Молодой человек уселся за стол, схватился за вилку, но в памяти не вовремя всплыло бескровное лицо Анны Блюментрост. Рука, готовящаяся заложить за ворот салфетку, сжала горло в попытке сдержать рвотные судороги. Вилка снова легла на стол. Маршал встал, скомкал накрахмаленную ткань и грустно посмотрел на завтрак. Похоже, в жизни нерелигиозного полицейского намечался неопределенной длительности пост. С трудом проглотив залпом чашку кофе, он направился в ванную комнату.
Спустя полчаса он уже мерил широкими шагами Большую Конюшенную, время от времени морщась от кухонных ароматов, вылетавших из раскрытых окон и хлопающих дверей.
* * *
Зина выпорхнула из парадной, нырнула в Мошков переулок, легкой пружинящей походкой вылетела на набережную и уже более степенным манером направилась в сторону Троицкого моста. Настроение у нее было просто великолепное, и она с трудом сдерживала себя, чтобы опять не сорваться на легкомысленное порхание. Путь ей предстоял не близкий. До Сытного рынка идти было никак не меньше часа, но она любила в погожий день прогуляться с корзинкой, подумать о том, какая же она счастливая. Вот и теперь, щурясь на иглу Петропавловского собора, она вспоминала вчерашний вечер, временами заливаясь очаровательным румянцем, и опасливо оглядывалась – не подслушал ли кто ее мысли, не косит ли ревниво-глазливым взором?
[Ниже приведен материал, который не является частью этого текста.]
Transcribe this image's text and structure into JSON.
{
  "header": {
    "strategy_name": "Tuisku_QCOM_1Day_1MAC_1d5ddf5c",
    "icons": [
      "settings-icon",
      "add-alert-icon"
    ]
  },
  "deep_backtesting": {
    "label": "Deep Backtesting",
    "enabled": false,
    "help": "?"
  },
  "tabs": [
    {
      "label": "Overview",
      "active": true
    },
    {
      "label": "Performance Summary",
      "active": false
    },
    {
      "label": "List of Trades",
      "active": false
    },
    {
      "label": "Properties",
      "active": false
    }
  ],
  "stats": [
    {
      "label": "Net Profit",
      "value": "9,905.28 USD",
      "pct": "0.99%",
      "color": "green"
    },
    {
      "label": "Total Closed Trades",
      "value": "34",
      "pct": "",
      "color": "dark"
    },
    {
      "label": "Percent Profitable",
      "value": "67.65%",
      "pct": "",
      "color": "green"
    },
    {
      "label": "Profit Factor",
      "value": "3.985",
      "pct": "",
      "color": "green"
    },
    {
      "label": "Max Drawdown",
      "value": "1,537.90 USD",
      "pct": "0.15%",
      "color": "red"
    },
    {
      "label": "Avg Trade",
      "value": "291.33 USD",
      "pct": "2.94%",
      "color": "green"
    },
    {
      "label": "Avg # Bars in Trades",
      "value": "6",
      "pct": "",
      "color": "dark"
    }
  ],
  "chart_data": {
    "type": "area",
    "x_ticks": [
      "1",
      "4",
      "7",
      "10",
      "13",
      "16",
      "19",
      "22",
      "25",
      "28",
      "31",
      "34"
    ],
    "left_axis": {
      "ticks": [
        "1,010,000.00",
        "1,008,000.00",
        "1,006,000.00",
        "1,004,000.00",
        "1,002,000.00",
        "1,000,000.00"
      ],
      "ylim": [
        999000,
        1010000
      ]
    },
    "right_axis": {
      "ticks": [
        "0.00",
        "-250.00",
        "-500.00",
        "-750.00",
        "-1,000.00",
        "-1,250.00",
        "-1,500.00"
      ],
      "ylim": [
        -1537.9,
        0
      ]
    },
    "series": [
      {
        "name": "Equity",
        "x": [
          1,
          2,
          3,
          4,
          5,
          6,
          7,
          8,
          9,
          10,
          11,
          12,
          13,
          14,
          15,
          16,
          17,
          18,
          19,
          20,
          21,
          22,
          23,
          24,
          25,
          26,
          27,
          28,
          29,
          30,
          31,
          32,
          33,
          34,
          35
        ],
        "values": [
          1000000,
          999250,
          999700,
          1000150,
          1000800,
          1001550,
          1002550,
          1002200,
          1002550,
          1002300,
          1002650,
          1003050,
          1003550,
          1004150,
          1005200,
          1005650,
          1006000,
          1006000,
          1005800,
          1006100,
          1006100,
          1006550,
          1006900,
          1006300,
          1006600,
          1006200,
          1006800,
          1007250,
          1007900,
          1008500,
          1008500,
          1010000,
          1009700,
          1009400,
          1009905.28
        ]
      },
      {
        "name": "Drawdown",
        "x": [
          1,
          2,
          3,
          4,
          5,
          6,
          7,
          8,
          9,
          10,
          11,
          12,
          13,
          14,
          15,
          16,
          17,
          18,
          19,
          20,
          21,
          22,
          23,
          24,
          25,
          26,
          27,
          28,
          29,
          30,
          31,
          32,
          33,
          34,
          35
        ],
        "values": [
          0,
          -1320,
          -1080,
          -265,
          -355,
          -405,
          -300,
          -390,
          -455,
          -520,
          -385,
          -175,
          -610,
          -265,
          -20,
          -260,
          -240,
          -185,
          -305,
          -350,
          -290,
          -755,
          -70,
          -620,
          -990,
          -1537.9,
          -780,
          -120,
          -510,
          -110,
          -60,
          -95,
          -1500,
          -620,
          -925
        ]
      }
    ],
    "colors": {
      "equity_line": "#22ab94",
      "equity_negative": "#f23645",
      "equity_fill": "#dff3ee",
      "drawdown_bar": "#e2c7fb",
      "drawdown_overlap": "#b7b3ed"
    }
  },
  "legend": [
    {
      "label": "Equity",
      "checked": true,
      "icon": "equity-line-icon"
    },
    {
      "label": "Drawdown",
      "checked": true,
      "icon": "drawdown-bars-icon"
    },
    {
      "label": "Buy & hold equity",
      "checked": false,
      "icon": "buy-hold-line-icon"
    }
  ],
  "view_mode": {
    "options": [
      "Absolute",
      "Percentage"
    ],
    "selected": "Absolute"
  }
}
Но мгновение спустя ее взгляд снова туманился, а розовые губки, не оскверненные помадой, слегка растягивались в задумчивой улыбке.
Она перешла через Неву, свернула с проспекта к Ортопедическому институту. Через четверть часа, оставив позади приятную прохладную тень Александровского парка и уже завидев впереди рынок, Зина мысленно приготовилась к ожидающей ее суете и многолюдью, собираясь с духом перед неминуемой битвой с горластыми торговцами. И остановилась в удивлении.
Площадь перед рынком была пуста – ни привычных навесов с разным варевом и печевом, ни сбитенщиков, ни обмотанных связками калачей мальчишек. А на громадных запертых дверях белел какой-то листок. Подойдя вплотную, Зина пробежала глазами по отпечатанным на машинке строчкам: «По постановлению санитарно-исполнительной комиссии СПб. Градоначальства, ввиду своего крайне антисанитарного состояния, Сытный рынок закрыт впредь до переустройства». Упершись взглядом в синего гербового орла на печати, Зина озабоченно наморщила брови. Вот тебе и прогулялась! Теперь без извозчика точно не обойтись. Она, конечно, думала еще заехать на Ямской за телятиной, но теперь-то за всем остальным придется идти в Гостиный Двор, а там торгуйся – не торгуйся, все одно переплатишь втридорога!